After “our team is too small,” the next-biggest complaint I hear from RCIA teams is “we don’t have enough.” Enough budget, enough space, enough training, enough resources. I learned a lesson about this a long time ago.
My first parish job involved helping with a long-term church renovation project. The renovation took several years because our funds were limited. At one point, I said it would be great if some rich parishioner would donate all the money we needed so we could move ahead with all the plans at once. The liturgical design consultant disagreed. He said that when people have all the resources they need, they tend to be much less creative. Constraints, he said, force us to be imaginative.
In that same parish, I learned how to write. I always got good grades in classes that required writing, and I thought I was a pretty good writer already. So I decided to write a weekly liturgy column for our Sunday bulletin. The parish secretary was the bulletin editor, and I had to beg her for space. Finally, she relented. 200 words, she said. That’s all the space I could have. If you have read this far in the post, you’ve already read more than 200 words. I had to get very creative to write something substantial in that small of a space.
Be an RCIA hero
Biblical heroes are famous for working within constraints. Sarah was too old. David had only a slingshot. Moses stuttered. Jeremiah was too young. Elijah was a wanted man. Mary was unmarried. Jesus had only five loaves and two fish. Martha worried a lot. Peter was in denial. Paul was hated and feared by the Christians. All of them relied on the resources and gifts they did have to answer God’s call.
What all of these heroes knew or learned was that the mission was not about them. The mission is not about my success. It is about the Spirit’s success. God will not give us a job to do without giving us the grace we need to do it.

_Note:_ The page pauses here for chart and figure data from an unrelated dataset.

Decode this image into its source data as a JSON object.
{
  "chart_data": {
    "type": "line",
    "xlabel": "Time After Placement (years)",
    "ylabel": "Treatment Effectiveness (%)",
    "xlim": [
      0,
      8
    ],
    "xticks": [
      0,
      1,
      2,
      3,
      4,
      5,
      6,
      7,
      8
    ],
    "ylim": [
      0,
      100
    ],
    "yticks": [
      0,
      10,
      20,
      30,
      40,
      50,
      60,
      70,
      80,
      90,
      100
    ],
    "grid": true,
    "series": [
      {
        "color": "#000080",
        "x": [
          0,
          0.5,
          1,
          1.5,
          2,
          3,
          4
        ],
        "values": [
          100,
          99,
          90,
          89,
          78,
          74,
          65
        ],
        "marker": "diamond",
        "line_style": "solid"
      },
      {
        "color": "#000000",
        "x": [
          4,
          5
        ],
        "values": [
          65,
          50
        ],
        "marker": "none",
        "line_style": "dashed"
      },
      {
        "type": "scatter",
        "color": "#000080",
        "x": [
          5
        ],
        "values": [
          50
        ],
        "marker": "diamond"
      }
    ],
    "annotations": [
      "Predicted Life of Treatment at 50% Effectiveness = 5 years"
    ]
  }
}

So the next time you are having a hard day and you think you’re up against a brick wall, remember what Saint John XXIII used to say when he thought he had used up all his resources: “It’s your church Lord; I’m going to bed.” Then get up the next day, and pray for the grace to think up a new way to solve the problem you are stuck on.
What RCIA project are you stuck on?
What is your brick wall? What is one creative thing you can imagine to break through, tear down, go over, or go around the wall?
2 thoughts on “Embrace your RCIA constraints”
Yes! Constraints always force one to decide what matters the most. In my case I’d really like to have two years with my catechism class instead of just one. But one is all I get. Not only does that time restraint force me to pare down to what’s absolutely important, but also to effectively use every minute of every class.
Breaking Open the Word was a challenge during the Catechumenate. I could not, nor should not be the only one to be with the Catechumens. In considering who could I ask to help, I realized our parish lectors are Ministers of the Word, and hopefully spend prayer time considering how the Word impacts their life. They wonderfully responded to my request to take part in leading the faith-sharing that accompanies the Dismissal from the Sunday liturgy during this Period.